Ask every healthcare worker (including doctors) and visitor to wash his or her hands before touching you, your food, your medications, or equipment that will come into contact with you. Some hospitals instruct patients at admission to ask every healthcare worker to wash his or her hands. But many hospitals don’t take this approach. You need to do it yourself.    Studies have found that one of the most effective ways—better than training programs or rewards and punishments—to get healthcare workers to wash their hands is for patients to ask them to do so.

Yes, this is a matter of life and death – and you need to push back against any aversion you might have to feeling rude or pushy.  Be polite, but not passive. You can simply explain that you are following the suggestion of an article you read.

Reminders breed consciousness of patient safety measures. Simply understanding that it is acceptable and possibly life-saving to ask that everyone who enters a patient's room wash or use hand sanitizers to clean their hands can also lead to other pro-active and helpful actions.

Here is a Sign to bring with you:

“To all who come to care for or visit me – medical staff or friends and family – please wash your hands on entering and when you leave my room.” 

Keep in mind, this was written well before COVID-19 made its presence known. And it will apply long after its threat is mitigated. It will always be important for us all to observe careful hand hygiene. As the virus has made emphatic, we transmit illnesses to each other on a daily basis in any setting.

While we can no longer make these items available, there are other important (or just nice to have) items that we can have ready to go if hospitalization becomes necessary.

Put these in a bag (clearly labeled with a luggage tag) ready to go just in case. Visitors may not be allowed, so it’s especially important to have these things ready.

1. List of emergency contacts and phone numbers on paper.  This is crucial in case the patient is unconscious and phone is locked or battery ran out.

2. List of medications: name, dose, frequency. (Include initials after name of medication such as: XL, IR, ER, SR. These refer to how the drugs are formulated to be released into the blood stream.) Make sure the list is up to date.

3. List of emergency contacts and phone numbers on paper.  This is crucial in case the patient is unconscious and phone is locked or battery ran out.

4. Primary Care Doctor. Full name, phone number, and office address. 

5. A notepad with your name and phone number written on it and a couple of pens.

6. Cell phone charger - You could be in the emergency room for 6 to 48 hours!

7. Toothbrush and hair brush.

8. Extra underwear. (Depending on the condition of the patient)

9. Book / something to read.

10. Copies of legal paperwork such as Advance Health Care Directive, or POLST, if applicable. Copies of these, as well as emergency contact information should also be attached to the refrigerator. EMTs will check there.

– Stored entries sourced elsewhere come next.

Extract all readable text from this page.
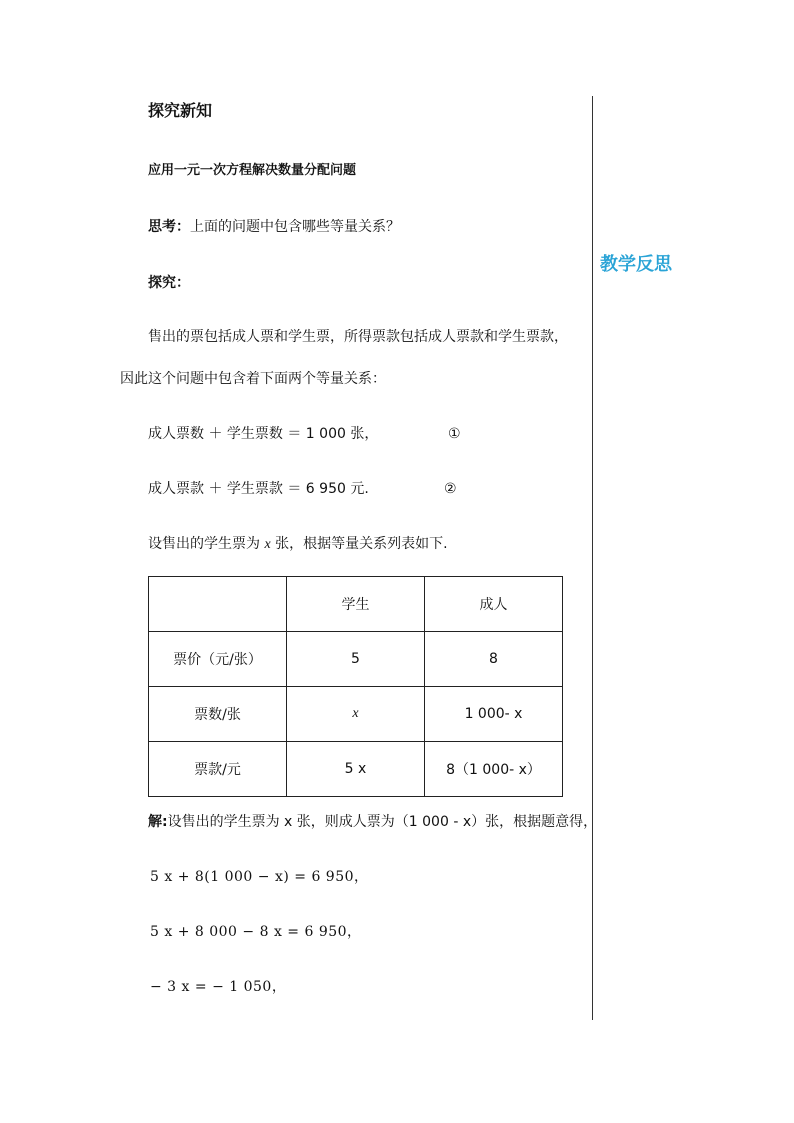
教学反思
探究新知
应用一元一次方程解决数量分配问题
思考：上面的问题中包含哪些等量关系？
探究：
售出的票包括成人票和学生票，所得票款包括成人票款和学生票款，
因此这个问题中包含着下面两个等量关系：
成人票数 ＋ 学生票数 ＝ 1 000 张，	①
成人票款 ＋ 学生票款 ＝ 6 950 元.	②
设售出的学生票为 x 张，根据等量关系列表如下.
	学生	成人
票价（元/张）	5	8
票数/张	x	1 000- x
票款/元	5 x	8（1 000- x）
解:设售出的学生票为 x 张，则成人票为（1 000 - x）张，根据题意得，
5 x + 8(1 000 − x) = 6 950，
5 x + 8 000 − 8 x = 6 950，
− 3 x = − 1 050，
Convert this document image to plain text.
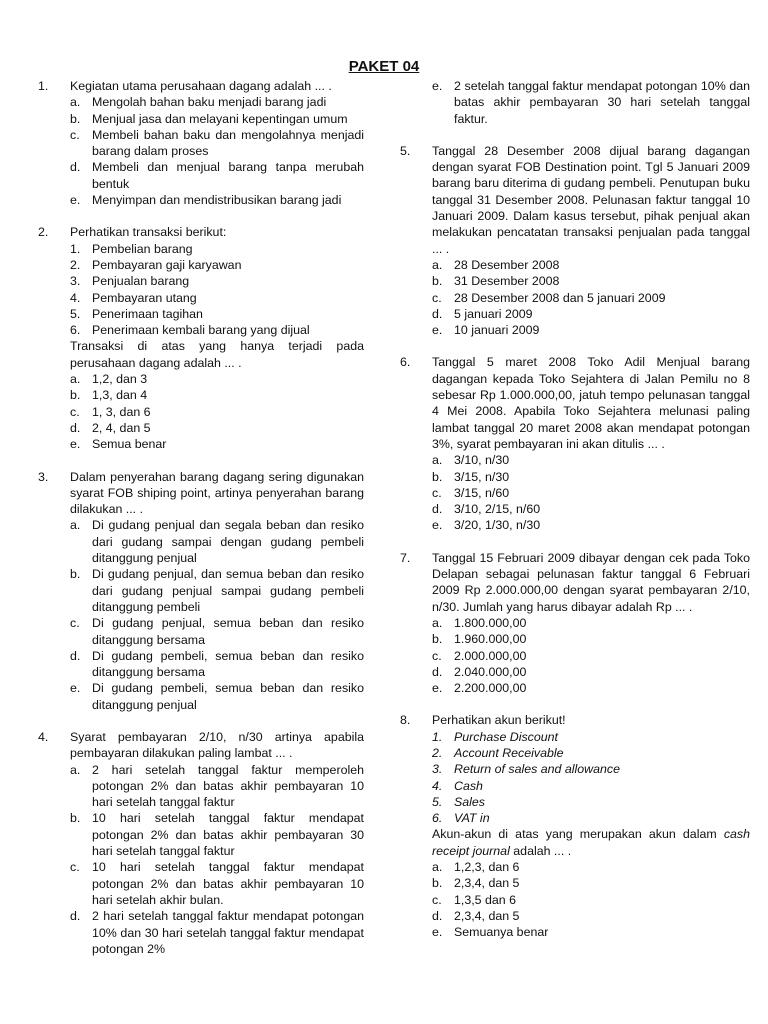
PAKET 04
1.	Kegiatan utama perusahaan dagang adalah ... .
a. Mengolah bahan baku menjadi barang jadi
b. Menjual jasa dan melayani kepentingan umum
c. Membeli bahan baku dan mengolahnya menjadi barang dalam proses
d. Membeli dan menjual barang tanpa merubah bentuk
e. Menyimpan dan mendistribusikan barang jadi
2.	Perhatikan transaksi berikut:
1. Pembelian barang
2. Pembayaran gaji karyawan
3. Penjualan barang
4. Pembayaran utang
5. Penerimaan tagihan
6. Penerimaan kembali barang yang dijual
Transaksi di atas yang hanya terjadi pada perusahaan dagang adalah ... .
a. 1,2, dan 3
b. 1,3, dan 4
c. 1, 3, dan 6
d. 2, 4, dan 5
e. Semua benar
3.	Dalam penyerahan barang dagang sering digunakan syarat FOB shiping point, artinya penyerahan barang dilakukan ... .
a. Di gudang penjual dan segala beban dan resiko dari gudang sampai dengan gudang pembeli ditanggung penjual
b. Di gudang penjual, dan semua beban dan resiko dari gudang penjual sampai gudang pembeli ditanggung pembeli
c. Di gudang penjual, semua beban dan resiko ditanggung bersama
d. Di gudang pembeli, semua beban dan resiko ditanggung bersama
e. Di gudang pembeli, semua beban dan resiko ditanggung penjual
4.	Syarat pembayaran 2/10, n/30 artinya apabila pembayaran dilakukan paling lambat ... .
a. 2 hari setelah tanggal faktur memperoleh potongan 2% dan batas akhir pembayaran 10 hari setelah tanggal faktur
b. 10 hari setelah tanggal faktur mendapat potongan 2% dan batas akhir pembayaran 30 hari setelah tanggal faktur
c. 10 hari setelah tanggal faktur mendapat potongan 2% dan batas akhir pembayaran 10 hari setelah akhir bulan.
d. 2 hari setelah tanggal faktur mendapat potongan 10% dan 30 hari setelah tanggal faktur mendapat potongan 2%
e. 2 setelah tanggal faktur mendapat potongan 10% dan batas akhir pembayaran 30 hari setelah tanggal faktur.
5.	Tanggal 28 Desember 2008 dijual barang dagangan dengan syarat FOB Destination point. Tgl 5 Januari 2009 barang baru diterima di gudang pembeli. Penutupan buku tanggal 31 Desember 2008. Pelunasan faktur tanggal 10 Januari 2009. Dalam kasus tersebut, pihak penjual akan melakukan pencatatan transaksi penjualan pada tanggal ... .
a. 28 Desember 2008
b. 31 Desember 2008
c. 28 Desember 2008 dan 5 januari 2009
d. 5 januari 2009
e. 10 januari 2009
6.	Tanggal 5 maret 2008 Toko Adil Menjual barang dagangan kepada Toko Sejahtera di Jalan Pemilu no 8 sebesar Rp 1.000.000,00, jatuh tempo pelunasan tanggal 4 Mei 2008. Apabila Toko Sejahtera melunasi paling lambat tanggal 20 maret 2008 akan mendapat potongan 3%, syarat pembayaran ini akan ditulis ... .
a. 3/10, n/30
b. 3/15, n/30
c. 3/15, n/60
d. 3/10, 2/15, n/60
e. 3/20, 1/30, n/30
7.	Tanggal 15 Februari 2009 dibayar dengan cek pada Toko Delapan sebagai pelunasan faktur tanggal 6 Februari 2009 Rp 2.000.000,00 dengan syarat pembayaran 2/10, n/30. Jumlah yang harus dibayar adalah Rp ... .
a. 1.800.000,00
b. 1.960.000,00
c. 2.000.000,00
d. 2.040.000,00
e. 2.200.000,00
8.	Perhatikan akun berikut!
1. Purchase Discount
2. Account Receivable
3. Return of sales and allowance
4. Cash
5. Sales
6. VAT in
Akun-akun di atas yang merupakan akun dalam cash receipt journal adalah ... .
a. 1,2,3, dan 6
b. 2,3,4, dan 5
c. 1,3,5 dan 6
d. 2,3,4, dan 5
e. Semuanya benar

11. CPAP machine information

12. If patient has a pacemaker or defibrillator: a copy of the pocket information card that states the brand, model number, and MRI compatibility.

13. If the patient has asthma or COPD, bring the inhalers.

14. Extra batteries for hearing aid or other medical devices.

15. Photographs of loved ones.

The medication list and Advance Directive should be placed in a large zip-lock bag. While the COVID-19 pandemic heightens our awareness of the need to be prepared, this advice is good at all times for all with underlying illnesses or who over 60 are.